MADRID-Spanish care homes and services group Sanyres, set up by the private family property firm Grupo Prasa, has finally hung out the For Sale sign. The firm, which owns 19 senior and medical care facilities, has commenced contacts with potential buyers for the sale of all or part of the company.

The group started out with ambitious plans to become the leading firm in its sector by 2008 with an invoicing level of €350 million per year and 20,000 beds. However, according to Deloitte, the company has never registered a profit in its entire 10-year history due to insufficient occupancy levels. The company registered losses of €5.7 million in 2008, €7 million in 2007, €5.7 million in 2006 and €3.1 million in 2005. The company billed €45 million in 2008. The assets of Sanyres, which has its HQ in Cordoba in southern Spain, are valued at €36 million with 520 employees. Sanyres has one of the highest share capitals of the sector at €100m. The 19 centres it operates are mostly located in Andalucia (southern Spain), Madrid and the north of Spain.

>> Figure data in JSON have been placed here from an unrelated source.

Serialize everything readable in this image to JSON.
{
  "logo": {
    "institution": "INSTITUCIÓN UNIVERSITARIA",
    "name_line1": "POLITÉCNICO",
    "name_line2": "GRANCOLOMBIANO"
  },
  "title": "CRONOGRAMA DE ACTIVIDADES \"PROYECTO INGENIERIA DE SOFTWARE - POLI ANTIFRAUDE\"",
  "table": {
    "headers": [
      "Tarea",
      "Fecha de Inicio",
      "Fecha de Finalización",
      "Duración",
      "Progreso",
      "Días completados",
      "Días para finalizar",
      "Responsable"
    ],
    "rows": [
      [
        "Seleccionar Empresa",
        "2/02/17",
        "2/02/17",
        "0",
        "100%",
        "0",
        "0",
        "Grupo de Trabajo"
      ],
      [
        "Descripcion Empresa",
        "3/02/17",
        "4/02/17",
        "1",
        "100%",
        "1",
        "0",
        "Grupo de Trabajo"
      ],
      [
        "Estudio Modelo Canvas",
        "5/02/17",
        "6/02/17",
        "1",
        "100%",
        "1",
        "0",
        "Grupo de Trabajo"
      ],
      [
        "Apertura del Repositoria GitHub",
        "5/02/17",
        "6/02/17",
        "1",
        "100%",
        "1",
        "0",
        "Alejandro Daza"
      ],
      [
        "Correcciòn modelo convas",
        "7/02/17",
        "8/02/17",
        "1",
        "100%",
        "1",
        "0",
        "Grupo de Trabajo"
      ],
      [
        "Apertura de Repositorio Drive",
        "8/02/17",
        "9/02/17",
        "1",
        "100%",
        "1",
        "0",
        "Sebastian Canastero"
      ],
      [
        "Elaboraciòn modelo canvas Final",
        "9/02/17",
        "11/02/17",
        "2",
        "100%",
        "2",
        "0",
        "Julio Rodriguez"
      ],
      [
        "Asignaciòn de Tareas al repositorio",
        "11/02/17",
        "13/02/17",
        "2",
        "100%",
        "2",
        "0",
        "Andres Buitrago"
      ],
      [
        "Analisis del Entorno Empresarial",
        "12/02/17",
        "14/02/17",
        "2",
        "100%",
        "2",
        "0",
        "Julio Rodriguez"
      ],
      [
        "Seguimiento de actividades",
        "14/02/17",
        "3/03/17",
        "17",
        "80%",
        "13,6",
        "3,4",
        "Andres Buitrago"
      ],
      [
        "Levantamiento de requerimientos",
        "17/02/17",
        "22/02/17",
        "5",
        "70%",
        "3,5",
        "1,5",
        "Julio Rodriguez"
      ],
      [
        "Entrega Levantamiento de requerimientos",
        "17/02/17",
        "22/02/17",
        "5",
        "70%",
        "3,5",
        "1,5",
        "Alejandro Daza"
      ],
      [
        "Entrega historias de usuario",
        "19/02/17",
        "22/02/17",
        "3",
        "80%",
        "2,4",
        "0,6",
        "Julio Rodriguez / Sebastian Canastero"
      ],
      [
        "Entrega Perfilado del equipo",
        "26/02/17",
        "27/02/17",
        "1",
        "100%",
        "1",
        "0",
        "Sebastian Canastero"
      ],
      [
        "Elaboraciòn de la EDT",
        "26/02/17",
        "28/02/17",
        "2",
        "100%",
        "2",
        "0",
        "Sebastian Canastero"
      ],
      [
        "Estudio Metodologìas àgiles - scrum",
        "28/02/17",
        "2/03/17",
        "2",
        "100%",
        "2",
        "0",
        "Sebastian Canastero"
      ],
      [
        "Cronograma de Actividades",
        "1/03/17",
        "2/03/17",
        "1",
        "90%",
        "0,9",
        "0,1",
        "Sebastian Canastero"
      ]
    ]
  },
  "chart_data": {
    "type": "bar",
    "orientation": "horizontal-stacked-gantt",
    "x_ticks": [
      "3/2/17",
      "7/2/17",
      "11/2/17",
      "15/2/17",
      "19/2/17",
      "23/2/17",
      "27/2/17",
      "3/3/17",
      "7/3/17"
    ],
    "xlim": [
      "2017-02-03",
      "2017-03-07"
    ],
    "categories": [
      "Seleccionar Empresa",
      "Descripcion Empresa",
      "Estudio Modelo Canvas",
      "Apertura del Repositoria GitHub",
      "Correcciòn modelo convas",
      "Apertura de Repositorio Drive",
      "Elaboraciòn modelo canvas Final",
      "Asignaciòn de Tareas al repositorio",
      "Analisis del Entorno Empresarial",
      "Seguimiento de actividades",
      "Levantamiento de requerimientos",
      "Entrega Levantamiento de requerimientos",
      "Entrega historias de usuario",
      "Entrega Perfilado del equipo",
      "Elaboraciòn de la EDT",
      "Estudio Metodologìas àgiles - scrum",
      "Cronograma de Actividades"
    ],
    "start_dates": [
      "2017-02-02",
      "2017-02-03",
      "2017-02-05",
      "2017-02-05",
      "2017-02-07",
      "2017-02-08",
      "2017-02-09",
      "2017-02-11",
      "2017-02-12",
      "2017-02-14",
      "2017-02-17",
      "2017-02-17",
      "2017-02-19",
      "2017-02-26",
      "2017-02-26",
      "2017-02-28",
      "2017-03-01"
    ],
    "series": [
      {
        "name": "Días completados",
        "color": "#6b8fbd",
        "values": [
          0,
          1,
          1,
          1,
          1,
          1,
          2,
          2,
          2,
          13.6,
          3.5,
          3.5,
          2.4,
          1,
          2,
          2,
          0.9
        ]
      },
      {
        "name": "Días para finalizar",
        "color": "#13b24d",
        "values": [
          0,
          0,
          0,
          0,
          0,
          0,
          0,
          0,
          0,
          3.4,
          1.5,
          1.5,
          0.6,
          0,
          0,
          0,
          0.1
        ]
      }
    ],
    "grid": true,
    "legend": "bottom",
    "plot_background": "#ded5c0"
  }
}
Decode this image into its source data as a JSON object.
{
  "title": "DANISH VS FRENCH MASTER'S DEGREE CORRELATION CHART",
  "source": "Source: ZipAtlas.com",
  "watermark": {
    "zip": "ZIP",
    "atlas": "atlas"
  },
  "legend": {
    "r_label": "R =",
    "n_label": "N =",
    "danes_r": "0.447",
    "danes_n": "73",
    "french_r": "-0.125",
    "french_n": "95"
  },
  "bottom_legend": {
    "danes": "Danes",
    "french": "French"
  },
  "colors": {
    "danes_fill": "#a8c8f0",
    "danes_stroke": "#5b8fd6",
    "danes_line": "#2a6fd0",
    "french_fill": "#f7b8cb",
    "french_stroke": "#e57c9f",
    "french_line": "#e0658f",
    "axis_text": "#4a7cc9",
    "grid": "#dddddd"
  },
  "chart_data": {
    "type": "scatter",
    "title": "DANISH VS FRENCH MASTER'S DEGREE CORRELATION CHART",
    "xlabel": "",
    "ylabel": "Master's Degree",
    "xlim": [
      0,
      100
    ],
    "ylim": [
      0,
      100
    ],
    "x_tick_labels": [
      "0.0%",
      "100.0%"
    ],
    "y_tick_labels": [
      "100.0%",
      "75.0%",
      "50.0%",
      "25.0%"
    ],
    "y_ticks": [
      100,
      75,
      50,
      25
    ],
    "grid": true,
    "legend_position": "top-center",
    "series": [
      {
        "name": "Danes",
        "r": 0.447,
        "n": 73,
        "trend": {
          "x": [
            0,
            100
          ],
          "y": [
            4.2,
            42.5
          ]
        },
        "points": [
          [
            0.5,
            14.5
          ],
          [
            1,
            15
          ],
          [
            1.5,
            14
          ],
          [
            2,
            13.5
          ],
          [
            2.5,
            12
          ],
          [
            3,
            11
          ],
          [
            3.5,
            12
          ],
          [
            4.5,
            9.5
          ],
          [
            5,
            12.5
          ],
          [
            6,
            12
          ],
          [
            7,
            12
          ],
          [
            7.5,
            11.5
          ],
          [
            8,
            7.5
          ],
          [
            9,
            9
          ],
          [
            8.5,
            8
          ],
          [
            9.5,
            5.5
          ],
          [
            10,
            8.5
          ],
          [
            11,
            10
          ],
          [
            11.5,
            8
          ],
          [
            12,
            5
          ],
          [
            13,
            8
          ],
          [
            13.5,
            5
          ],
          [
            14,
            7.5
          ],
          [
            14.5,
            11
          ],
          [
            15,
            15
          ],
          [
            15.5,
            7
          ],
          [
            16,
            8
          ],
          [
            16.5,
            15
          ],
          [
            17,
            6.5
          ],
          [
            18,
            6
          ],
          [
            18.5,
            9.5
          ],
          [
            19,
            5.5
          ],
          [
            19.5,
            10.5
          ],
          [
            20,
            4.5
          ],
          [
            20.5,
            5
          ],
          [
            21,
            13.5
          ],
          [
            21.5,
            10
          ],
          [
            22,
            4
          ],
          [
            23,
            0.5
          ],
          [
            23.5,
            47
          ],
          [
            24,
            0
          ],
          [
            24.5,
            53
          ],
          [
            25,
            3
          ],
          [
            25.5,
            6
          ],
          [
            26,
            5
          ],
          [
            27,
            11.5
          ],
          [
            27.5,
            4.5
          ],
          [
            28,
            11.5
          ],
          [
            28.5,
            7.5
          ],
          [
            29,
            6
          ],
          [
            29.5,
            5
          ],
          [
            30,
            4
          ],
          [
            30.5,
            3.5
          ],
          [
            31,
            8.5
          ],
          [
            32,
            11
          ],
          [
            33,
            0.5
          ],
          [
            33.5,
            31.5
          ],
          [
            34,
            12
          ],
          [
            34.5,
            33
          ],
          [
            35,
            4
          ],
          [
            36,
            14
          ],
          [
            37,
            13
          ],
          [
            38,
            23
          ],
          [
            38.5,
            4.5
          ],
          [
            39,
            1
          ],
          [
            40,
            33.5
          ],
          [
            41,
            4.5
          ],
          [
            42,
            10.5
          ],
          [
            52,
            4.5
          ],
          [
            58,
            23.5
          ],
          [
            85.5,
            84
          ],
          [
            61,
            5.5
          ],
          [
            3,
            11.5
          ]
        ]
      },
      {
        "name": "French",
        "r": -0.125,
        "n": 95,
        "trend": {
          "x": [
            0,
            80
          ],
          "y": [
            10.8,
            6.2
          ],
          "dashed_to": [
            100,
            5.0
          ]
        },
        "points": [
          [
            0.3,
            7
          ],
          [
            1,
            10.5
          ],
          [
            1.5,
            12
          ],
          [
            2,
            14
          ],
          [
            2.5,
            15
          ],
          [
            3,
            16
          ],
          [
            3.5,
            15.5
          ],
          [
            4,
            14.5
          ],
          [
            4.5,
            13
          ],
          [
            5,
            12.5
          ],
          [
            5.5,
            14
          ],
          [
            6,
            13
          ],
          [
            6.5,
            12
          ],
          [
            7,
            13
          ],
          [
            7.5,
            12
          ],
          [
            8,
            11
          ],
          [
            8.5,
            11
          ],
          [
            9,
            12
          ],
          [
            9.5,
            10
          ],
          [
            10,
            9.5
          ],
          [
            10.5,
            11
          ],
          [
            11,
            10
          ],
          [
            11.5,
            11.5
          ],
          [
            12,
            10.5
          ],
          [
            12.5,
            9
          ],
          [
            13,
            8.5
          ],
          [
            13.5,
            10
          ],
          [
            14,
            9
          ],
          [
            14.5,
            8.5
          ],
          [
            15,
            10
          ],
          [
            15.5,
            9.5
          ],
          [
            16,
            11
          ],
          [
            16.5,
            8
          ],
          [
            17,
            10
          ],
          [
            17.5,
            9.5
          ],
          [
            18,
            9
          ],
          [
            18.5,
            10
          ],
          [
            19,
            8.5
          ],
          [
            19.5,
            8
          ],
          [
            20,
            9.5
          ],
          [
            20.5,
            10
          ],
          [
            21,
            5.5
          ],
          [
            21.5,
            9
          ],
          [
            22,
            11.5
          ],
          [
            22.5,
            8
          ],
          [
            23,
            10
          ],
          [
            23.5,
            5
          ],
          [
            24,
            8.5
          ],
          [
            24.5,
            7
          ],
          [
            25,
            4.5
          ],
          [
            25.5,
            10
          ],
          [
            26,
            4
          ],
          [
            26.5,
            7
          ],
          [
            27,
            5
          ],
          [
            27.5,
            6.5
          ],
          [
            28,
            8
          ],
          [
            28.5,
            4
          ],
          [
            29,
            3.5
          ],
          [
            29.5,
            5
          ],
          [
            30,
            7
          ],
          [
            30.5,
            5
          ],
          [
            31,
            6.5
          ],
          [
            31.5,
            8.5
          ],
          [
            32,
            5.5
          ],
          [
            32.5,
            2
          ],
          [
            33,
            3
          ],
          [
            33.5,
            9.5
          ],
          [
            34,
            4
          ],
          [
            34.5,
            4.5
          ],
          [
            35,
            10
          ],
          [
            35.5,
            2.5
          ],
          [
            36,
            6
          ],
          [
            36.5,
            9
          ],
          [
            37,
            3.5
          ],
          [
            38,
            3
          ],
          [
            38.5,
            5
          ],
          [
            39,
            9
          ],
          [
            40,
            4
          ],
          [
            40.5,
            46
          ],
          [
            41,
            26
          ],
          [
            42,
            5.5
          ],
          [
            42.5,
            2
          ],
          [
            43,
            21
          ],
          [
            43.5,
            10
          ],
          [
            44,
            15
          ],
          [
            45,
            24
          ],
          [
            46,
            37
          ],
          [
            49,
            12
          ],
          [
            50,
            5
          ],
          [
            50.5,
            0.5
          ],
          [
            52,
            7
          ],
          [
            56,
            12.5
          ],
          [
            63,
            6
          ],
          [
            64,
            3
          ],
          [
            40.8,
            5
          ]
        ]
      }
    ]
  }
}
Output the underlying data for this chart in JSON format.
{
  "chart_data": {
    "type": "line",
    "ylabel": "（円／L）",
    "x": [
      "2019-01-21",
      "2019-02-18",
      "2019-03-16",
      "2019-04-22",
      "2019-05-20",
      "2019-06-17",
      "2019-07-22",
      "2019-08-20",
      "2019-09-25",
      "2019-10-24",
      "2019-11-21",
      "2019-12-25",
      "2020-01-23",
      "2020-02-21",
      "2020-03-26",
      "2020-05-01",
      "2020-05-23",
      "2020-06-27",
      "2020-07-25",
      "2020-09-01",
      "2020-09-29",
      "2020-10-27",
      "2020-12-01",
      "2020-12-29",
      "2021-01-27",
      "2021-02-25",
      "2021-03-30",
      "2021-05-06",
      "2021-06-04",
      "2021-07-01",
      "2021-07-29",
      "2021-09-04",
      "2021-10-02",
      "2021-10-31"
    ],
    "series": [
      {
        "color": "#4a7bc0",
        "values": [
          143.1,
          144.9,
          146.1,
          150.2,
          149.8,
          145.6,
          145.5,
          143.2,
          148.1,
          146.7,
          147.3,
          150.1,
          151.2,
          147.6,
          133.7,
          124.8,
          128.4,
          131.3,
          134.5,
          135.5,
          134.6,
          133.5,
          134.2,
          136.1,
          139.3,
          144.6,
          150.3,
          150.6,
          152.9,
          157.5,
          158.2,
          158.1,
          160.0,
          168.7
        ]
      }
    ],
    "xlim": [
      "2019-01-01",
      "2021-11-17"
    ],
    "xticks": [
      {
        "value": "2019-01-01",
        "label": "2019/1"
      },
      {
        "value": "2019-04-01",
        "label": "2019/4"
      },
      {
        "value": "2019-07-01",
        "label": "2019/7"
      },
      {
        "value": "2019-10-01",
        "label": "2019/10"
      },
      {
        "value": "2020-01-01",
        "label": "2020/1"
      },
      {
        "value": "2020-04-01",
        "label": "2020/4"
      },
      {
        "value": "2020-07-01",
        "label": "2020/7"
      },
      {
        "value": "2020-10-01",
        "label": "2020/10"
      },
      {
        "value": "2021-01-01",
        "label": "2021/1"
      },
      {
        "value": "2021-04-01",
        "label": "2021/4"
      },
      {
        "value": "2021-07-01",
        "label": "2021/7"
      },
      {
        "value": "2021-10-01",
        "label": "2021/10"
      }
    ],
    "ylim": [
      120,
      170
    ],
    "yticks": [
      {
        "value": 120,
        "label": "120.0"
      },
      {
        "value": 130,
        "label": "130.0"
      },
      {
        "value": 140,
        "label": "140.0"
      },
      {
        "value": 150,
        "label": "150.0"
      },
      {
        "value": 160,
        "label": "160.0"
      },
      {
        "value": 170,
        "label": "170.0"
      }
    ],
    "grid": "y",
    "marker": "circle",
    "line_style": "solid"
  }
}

Shareholders of Sanyres include Caixa Catalunya, CajaSur, Gecina and Bami. The last two, headed by Gecina’s embatteld chairman Joaquin Rivero, entered the group at the start of 2009 through the purchase of Bancaja which held a 25% stake. According to the Expansion newspaper, Rivero agreed to the purchase to return a favour owed to Romero who supported him two years previously in his bid for control of Metrovacesa against the Sanahuja family. Romero bought 3% of the company, worth €275 million at that time.